Geometric Langlands Program and Arithmetic Algebraic Geometry

几何朗兰兹纲领和算术代数几何

• 批准号: 1602092
• 负责人: Xinwen Zhu
• 金额: $ 39.98万
• 依托单位: California Institute of Technology
• 依托单位国家: 美国
• 项目类别: Continuing Grant
• 财政年份: 2016
• 资助国家: 美国
• 起止时间: 2016-08-01 至 2020-07-31
• 项目状态: 已结题
• 来源: https://www.nsf.gov/awardsearch/showAward?AWD_ID=1602092&HistoricalAwards=false
• 关键词: Geometric; Langlands; Program; Arithmetic; Algebraic

The Langlands Program is a mathematical framework that unifies questions in many different areas of mathematics, especially number theory and linear algebra. The traditional arithmetic Langlands program has been studied for more than fifty years, and this research has resulted in significant applications to solving classical Diophantine equations, for example, the proof of Fermat's last theorem. The geometric Langlands program, which is relatively new, is under rapid development thanks to powerful tools from algebraic geometry. In this project, the investigator will explore connections between these two different facets of the Langlands program by applying geometric methods to study arithmetic problems. In more detail, this is a project to study the geometric Langlands program and its applications to arithmetic geometry. The investigator will apply his results on the geometric Satake correspondence for p-adic groups and the p-adic Riemann-Hilbert correspondence to investigate the mod p and p-adic geometry of Shimura varieties. The investigator will also explore the relations between residues that appear in the theory of automorphic forms and the topology of spaces of rational maps.

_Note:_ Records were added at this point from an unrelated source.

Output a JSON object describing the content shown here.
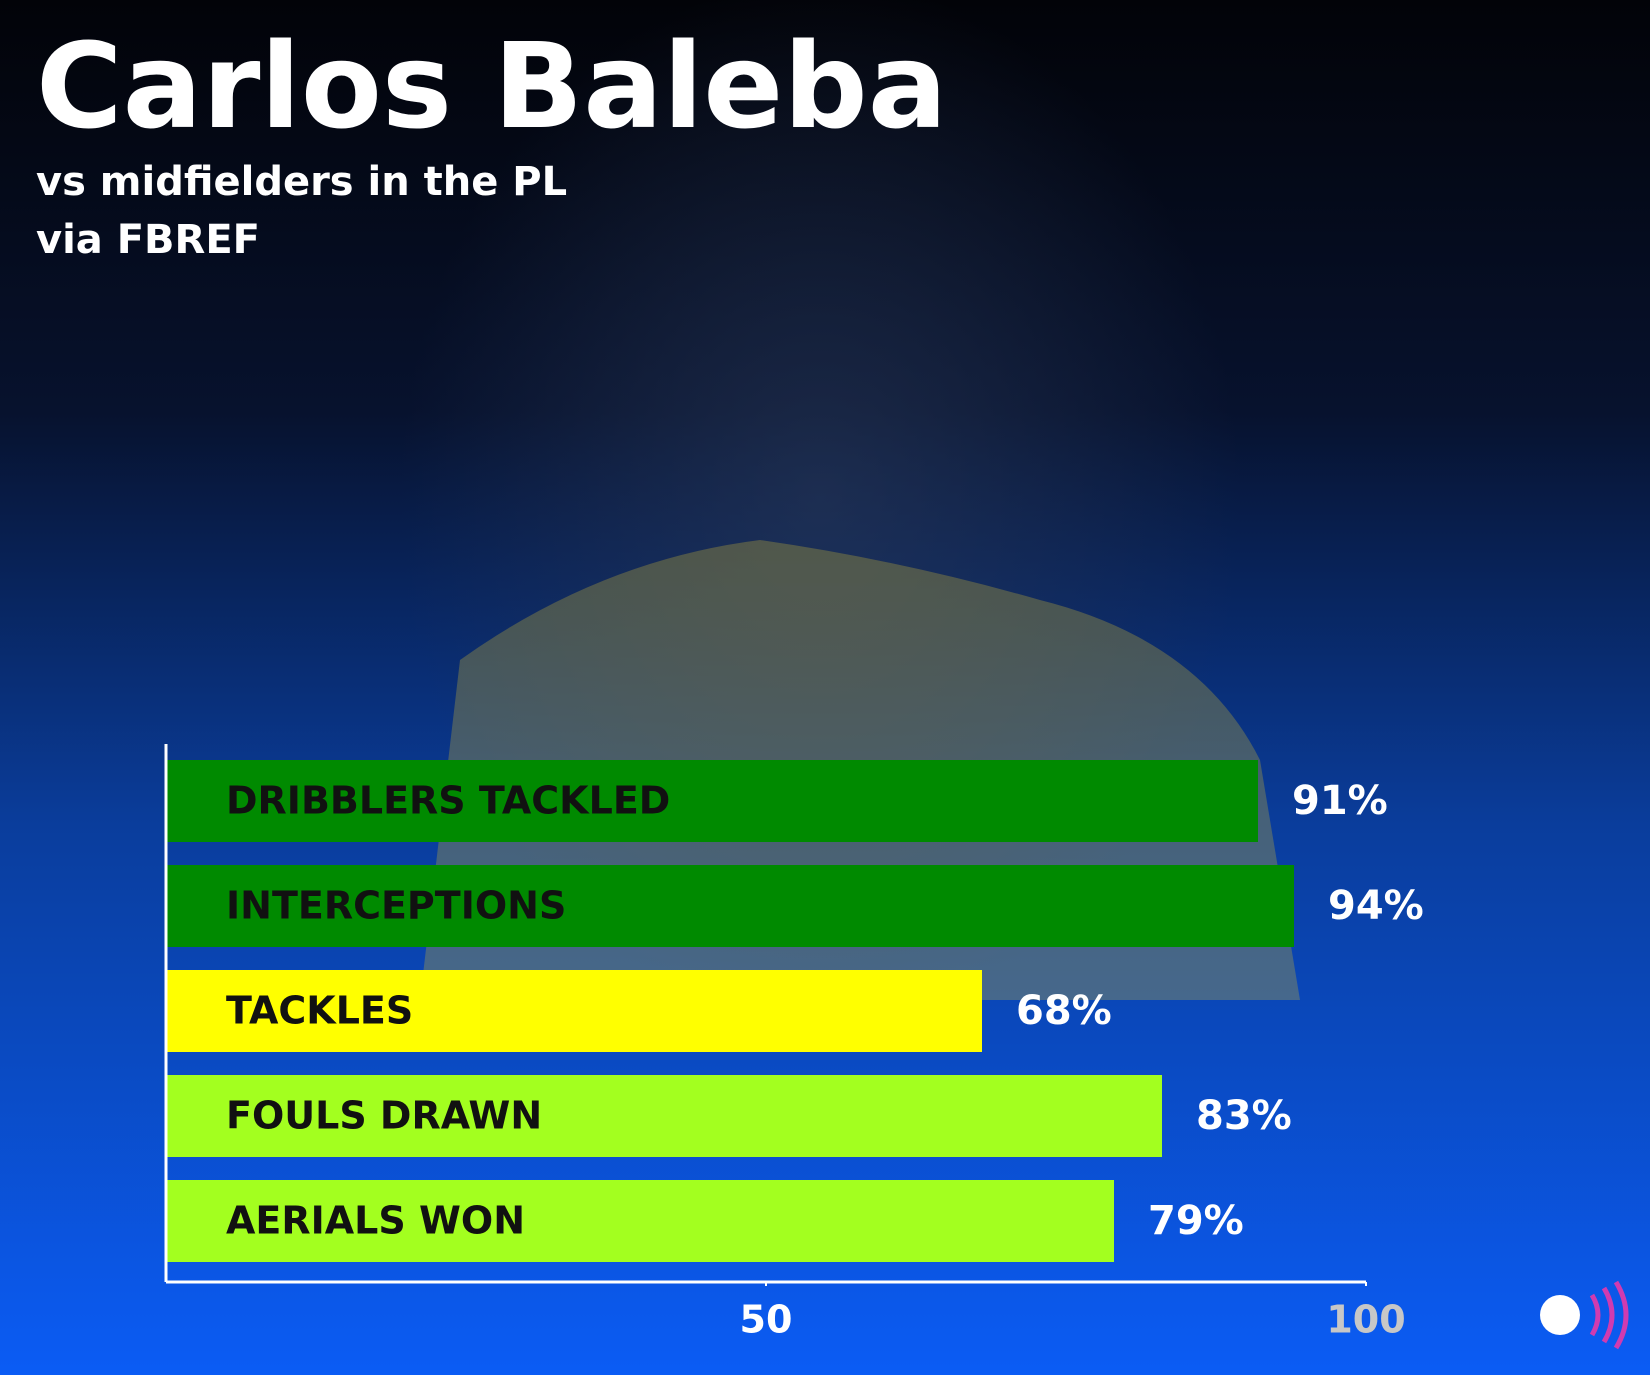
{
  "chart_data": {
    "type": "hbar",
    "title": "Carlos Baleba",
    "subtitle": [
      "vs midfielders in the PL",
      "via FBREF"
    ],
    "categories": [
      "DRIBBLERS TACKLED",
      "INTERCEPTIONS",
      "TACKLES",
      "FOULS DRAWN",
      "AERIALS WON"
    ],
    "values": [
      91,
      94,
      68,
      83,
      79
    ],
    "value_labels": [
      "91%",
      "94%",
      "68%",
      "83%",
      "79%"
    ],
    "colors": [
      "#008a00",
      "#008a00",
      "#ffff00",
      "#a3ff1f",
      "#a3ff1f"
    ],
    "xlim": [
      0,
      100
    ],
    "xticks": [
      50,
      100
    ]
  }
}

朗兰兹纲领是一个数学框架，它统一了许多不同数学领域的问题，特别是数论和线性代数。传统的算术朗兰兹程序已经研究了50多年，这一研究在求解经典丢番图方程中有着重要的应用，例如费马最后定理的证明。几何朗兰兹计划，这是相对较新的，正在迅速发展，由于强大的工具，从代数几何。在这个项目中，研究人员将探索朗兰兹程序的这两个不同方面之间的联系，通过应用几何方法来研究算术问题。更详细地说，这是一个研究几何朗兰兹程序及其在算术几何中的应用的项目。调查员将应用他的结果对几何佐竹对应的p-adic组和p-adic黎曼-希尔伯特对应调查模p和p-adic几何志村品种。调查员也将探讨出现在理论的自守形式和拓扑空间的理性地图之间的关系。